Dans tous les cas, il n'y aura pas assez de temps pour adopter le budget 2026 avant la fin de l'année, comme l'exige la Constitution. Cependant, les événements de l'année dernière (après la chute du gouvernement Barnier) ont montré que la Constitution prévoit des procédures pour éviter un blocage, comme c'est le cas aux États-Unis (voir encadré). À l'inverse, il existe un risque de prolongation d’une période d'inertie politique, alors même qu’une prise de décisions claires est nécessaire.

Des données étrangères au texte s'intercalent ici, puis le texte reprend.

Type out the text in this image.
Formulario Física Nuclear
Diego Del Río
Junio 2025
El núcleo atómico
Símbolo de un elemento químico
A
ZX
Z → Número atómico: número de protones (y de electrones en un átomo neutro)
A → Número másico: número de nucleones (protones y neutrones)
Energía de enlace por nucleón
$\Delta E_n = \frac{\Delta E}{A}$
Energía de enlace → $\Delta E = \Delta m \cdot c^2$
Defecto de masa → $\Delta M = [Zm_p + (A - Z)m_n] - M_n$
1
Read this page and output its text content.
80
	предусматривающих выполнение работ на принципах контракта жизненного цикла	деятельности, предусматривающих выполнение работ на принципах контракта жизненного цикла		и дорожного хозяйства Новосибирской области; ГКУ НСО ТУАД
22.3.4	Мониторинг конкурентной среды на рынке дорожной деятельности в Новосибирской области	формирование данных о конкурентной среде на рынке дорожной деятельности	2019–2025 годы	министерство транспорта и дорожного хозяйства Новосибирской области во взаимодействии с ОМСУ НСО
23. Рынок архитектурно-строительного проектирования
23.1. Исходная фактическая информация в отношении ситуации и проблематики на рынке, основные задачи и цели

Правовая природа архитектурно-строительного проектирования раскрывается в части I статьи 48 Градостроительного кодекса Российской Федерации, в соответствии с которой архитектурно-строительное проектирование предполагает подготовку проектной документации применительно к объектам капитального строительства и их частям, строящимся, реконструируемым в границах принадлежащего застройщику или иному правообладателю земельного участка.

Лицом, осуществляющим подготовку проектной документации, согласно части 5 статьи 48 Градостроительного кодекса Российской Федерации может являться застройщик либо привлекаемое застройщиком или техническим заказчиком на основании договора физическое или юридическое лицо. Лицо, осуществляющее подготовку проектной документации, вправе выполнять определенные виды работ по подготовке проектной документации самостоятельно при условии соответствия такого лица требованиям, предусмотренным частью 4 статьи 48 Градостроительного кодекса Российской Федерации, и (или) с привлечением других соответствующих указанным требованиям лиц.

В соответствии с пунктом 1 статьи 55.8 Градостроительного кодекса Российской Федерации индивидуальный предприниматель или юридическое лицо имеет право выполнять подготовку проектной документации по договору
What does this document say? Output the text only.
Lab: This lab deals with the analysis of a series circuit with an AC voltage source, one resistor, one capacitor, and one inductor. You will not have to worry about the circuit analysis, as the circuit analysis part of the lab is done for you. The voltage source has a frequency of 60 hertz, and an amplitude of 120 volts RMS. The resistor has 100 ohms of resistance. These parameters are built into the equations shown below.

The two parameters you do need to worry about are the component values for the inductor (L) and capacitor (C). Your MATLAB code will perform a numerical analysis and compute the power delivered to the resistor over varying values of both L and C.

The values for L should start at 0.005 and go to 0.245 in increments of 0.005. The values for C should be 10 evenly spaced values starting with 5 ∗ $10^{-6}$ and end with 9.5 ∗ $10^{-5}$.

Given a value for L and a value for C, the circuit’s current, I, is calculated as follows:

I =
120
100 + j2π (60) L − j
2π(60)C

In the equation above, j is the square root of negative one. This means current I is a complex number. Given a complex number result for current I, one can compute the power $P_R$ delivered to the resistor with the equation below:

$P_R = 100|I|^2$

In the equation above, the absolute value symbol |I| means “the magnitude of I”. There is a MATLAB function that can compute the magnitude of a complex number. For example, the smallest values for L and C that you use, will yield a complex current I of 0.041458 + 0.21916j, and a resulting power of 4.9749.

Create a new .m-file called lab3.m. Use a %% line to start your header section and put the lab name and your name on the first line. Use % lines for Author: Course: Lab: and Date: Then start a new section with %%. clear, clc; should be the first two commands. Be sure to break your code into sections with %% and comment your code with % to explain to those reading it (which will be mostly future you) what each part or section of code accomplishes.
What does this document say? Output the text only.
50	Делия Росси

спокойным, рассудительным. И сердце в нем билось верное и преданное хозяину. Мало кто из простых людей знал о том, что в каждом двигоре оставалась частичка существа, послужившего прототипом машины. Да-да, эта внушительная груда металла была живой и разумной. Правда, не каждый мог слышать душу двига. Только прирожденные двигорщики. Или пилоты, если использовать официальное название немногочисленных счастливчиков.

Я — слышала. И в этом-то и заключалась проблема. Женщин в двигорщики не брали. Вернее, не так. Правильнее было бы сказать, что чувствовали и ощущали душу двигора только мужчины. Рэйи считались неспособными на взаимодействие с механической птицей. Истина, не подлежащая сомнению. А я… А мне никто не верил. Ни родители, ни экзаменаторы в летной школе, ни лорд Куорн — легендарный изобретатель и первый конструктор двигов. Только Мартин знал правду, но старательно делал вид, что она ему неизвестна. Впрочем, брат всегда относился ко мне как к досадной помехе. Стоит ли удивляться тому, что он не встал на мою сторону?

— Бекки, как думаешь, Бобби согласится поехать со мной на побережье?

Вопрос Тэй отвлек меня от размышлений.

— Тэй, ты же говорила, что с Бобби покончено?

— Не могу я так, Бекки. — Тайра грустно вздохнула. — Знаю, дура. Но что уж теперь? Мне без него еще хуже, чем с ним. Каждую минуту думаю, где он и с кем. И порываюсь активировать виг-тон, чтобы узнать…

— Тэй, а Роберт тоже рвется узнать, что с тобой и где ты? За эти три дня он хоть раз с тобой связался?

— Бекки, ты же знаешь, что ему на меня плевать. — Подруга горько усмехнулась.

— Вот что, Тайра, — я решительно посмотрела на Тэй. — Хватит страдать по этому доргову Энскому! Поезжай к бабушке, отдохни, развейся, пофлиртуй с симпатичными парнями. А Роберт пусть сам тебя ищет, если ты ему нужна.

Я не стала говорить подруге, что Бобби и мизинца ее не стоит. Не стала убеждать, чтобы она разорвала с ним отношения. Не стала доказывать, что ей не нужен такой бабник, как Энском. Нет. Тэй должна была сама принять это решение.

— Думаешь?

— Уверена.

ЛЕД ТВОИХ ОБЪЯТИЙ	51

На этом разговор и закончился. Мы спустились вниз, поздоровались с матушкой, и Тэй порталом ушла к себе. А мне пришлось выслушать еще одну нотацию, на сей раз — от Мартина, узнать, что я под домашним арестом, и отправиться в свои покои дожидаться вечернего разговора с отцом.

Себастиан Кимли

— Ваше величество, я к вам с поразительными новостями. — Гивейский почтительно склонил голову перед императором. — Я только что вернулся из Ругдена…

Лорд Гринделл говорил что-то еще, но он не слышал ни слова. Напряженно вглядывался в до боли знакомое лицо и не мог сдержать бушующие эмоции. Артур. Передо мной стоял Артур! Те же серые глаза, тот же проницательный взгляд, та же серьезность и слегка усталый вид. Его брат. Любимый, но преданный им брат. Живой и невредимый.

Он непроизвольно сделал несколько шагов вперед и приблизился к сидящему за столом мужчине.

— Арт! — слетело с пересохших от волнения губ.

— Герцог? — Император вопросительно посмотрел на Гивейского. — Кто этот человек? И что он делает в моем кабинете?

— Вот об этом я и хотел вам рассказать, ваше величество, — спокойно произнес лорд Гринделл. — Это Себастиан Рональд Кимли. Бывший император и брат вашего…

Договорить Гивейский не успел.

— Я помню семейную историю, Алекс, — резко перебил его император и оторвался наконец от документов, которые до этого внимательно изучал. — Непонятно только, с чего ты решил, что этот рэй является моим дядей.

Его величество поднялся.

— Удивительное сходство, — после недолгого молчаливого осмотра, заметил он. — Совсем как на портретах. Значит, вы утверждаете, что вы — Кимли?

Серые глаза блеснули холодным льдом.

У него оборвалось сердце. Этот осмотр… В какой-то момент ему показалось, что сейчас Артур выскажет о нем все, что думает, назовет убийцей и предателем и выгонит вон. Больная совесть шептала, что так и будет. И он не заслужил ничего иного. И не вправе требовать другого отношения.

Le précédent de 2025 : comment une crise institutionnelle a été évitée l'année dernière

Le 10 décembre, le Conseil d'État a rendu un avis sur l'interprétation de l'article 45 de la « loi organique relative aux lois de finances » (LOLF). Cet article permet au gouvernement de proposer un projet de loi spécial afin d'assurer la continuité de la vie nationale et le fonctionnement régulier des services publics en 2025. Ceci dans le cas où le Parlement n'adopterait pas la loi de finances pour l'année avant le 31 décembre et où il ne serait pas possible de promulguer une loi de finances avant cette date. Le projet de loi a été présenté au Conseil des ministres le 11 décembre et adopté par l'Assemblée nationale le lundi 16 décembre (481 voix pour, 0 contre). Le 18 décembre, le projet de loi a été adopté par le Sénat (345 voix pour, 0 contre). La loi spéciale a été promulguée par le président de la République le 20 décembre 2024. Cette loi ne remplace pas le budget et visait à gérer une situation temporaire jusqu'à l'adoption de la loi de finances en 2025. Son champ d'application étant strictement limité, elle autorisait la perception des impôts et des ressources publiques nécessaires au financement des dépenses publiques essentielles.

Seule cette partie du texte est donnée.